Our plans for a NbH service will rebalance our health and care system so that it fits around people’s lives, and not the other way around, moving away from a one size fits all approach and giving people more power and choice over the care they receive. Under the leadership of the Health and Wellbeing Board, NbH plans will be developed by local government, the NHS and its partners, setting out how integrated teams of professionals across the health and social care spectrum, will work together to provide comprehensive care in the community.

Integrated Care Boards (ICB) will continue to play an important role in local accountability relating to patient safety risks.
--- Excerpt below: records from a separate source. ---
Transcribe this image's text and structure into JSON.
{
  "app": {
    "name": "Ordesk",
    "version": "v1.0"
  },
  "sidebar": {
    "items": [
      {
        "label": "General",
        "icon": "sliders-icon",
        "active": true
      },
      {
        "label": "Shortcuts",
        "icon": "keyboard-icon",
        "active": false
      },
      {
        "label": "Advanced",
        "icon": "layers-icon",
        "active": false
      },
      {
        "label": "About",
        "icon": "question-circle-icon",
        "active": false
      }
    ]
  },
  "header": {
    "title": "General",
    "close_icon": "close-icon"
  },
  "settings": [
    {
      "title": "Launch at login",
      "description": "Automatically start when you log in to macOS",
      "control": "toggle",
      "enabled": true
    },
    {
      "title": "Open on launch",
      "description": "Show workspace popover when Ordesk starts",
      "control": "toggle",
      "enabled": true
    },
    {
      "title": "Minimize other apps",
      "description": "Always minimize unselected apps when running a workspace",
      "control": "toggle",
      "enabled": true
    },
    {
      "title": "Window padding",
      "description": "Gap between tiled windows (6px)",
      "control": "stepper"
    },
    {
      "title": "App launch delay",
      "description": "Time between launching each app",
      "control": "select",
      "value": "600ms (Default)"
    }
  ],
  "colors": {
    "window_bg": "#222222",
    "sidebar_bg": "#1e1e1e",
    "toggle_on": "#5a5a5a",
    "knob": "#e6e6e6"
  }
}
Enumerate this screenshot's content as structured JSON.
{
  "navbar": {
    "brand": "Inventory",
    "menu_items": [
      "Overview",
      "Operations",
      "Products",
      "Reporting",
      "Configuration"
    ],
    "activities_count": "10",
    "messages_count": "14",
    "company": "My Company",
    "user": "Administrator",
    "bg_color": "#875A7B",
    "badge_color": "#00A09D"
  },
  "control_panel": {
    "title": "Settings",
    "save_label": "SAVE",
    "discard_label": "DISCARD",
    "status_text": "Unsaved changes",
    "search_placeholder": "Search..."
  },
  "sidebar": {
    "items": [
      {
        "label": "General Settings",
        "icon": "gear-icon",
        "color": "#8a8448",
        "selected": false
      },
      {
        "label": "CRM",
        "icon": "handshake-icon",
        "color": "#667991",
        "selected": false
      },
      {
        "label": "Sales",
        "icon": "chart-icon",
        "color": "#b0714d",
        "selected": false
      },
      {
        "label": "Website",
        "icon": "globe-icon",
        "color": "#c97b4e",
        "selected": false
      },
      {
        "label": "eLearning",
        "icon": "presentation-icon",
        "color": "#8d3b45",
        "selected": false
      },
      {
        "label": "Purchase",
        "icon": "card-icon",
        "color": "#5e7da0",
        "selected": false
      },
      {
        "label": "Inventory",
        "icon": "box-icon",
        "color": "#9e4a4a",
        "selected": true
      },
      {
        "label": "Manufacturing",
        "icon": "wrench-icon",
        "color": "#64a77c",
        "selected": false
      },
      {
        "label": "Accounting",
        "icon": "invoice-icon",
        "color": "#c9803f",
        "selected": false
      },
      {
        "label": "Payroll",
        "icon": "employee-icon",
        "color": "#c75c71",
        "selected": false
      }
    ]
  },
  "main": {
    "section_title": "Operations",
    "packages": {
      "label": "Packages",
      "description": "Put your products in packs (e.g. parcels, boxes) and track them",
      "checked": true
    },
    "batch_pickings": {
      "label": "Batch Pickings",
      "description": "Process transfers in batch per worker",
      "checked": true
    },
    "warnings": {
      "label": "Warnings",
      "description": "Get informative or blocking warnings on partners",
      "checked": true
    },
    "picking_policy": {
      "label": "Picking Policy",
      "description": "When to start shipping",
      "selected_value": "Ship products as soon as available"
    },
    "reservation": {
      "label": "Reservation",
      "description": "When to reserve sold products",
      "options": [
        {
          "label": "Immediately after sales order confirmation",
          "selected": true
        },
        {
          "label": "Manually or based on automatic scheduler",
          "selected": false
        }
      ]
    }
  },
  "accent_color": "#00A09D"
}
NHS England have set out a ‘blueprint’ to clarify the ICB role as strategic commissioner to deliver the 10YHP. Alongside this we will give Mayors (or their delegated representative) a seat on ICBs to better align the opportunities for strategic planning between the NHS and Local government.

In response to Dr Penny Dash’s review we will rationalise the safety regulatory landscape to ensure a more consistent focus by the Care Quality Commission (CQC) and give specific responsibility for reviewing, analysing and taking forward recommendations to the National Quality Board (NQB).

Our approach cannot be at the expense of patient voice and patient experience. It is why we will bring patient voice 'in house', giving it greater profile within the reformed DHSC. We will also put patient experience at the heart of the NHS with a new national director who will oversee the collection of more informed patient feedback and lead on improving the NHS complaints system. We will improve response times to patient safety incidents and complaints by expanding use of AI tools to support faster collection of complaints data. We will publish easy-to-understand league tables, ranking NHS providers against key quality indicators.”

Actions planned to deliver safety recommendation

  1. Publish the National Framework for neighbourhood Health. By: Later in 2025/26.
  2. Amend legislation to allow Strategic Authority Mayors as members of ICB, by April 2027. Other dependencies identified: English Devolution and Community Empowerment Bill to receive Royal Assent. NHS Reform Bill must also receive Royal Assent. Subject to will of Parliament.
  3. Following Dr Dash’s review, we will rationalise the safety regulatory landscape to ensure a more consistent focus by CQC, by April 2027 (TBC).
  4. Give specific responsibility for reviewing, analysing and taking forward recommendations to the National Quality Board (NQB). By when: TBC.
  5. Within a reformed DHSC, we will incorporate the functions of Healthwatch England to put patient voice at the heart of everything we do, by April 2027 (TBC). Other dependencies identified: subject to will of Parliament.
  6. A new national director will oversee the collection of more informed patient feedback and lead on improving the NHS complaints system. By when: TBC. Additional information: Resources in place for early scoping of patient experience directorate.
  7. Publish easy-to-understand league tables, ranking NHS providers against key quality indicators. By when: League tables are due to be published in the autumn. Additional information: League tables went live on 09.09.25.
  8. Improve response times to patient safety incidents and complaints by expanding use of AI tools to support faster collection of complaints data. By when: TBC. Other dependencies identified: Related to national director to oversee patient feedback.
  9. Legislate to transfer HSSIB functions to CQC as part of a wider effort to simplify the regulatory landscape, by April 2027 (TBC). Other dependencies identified: Subject to will of Parliament.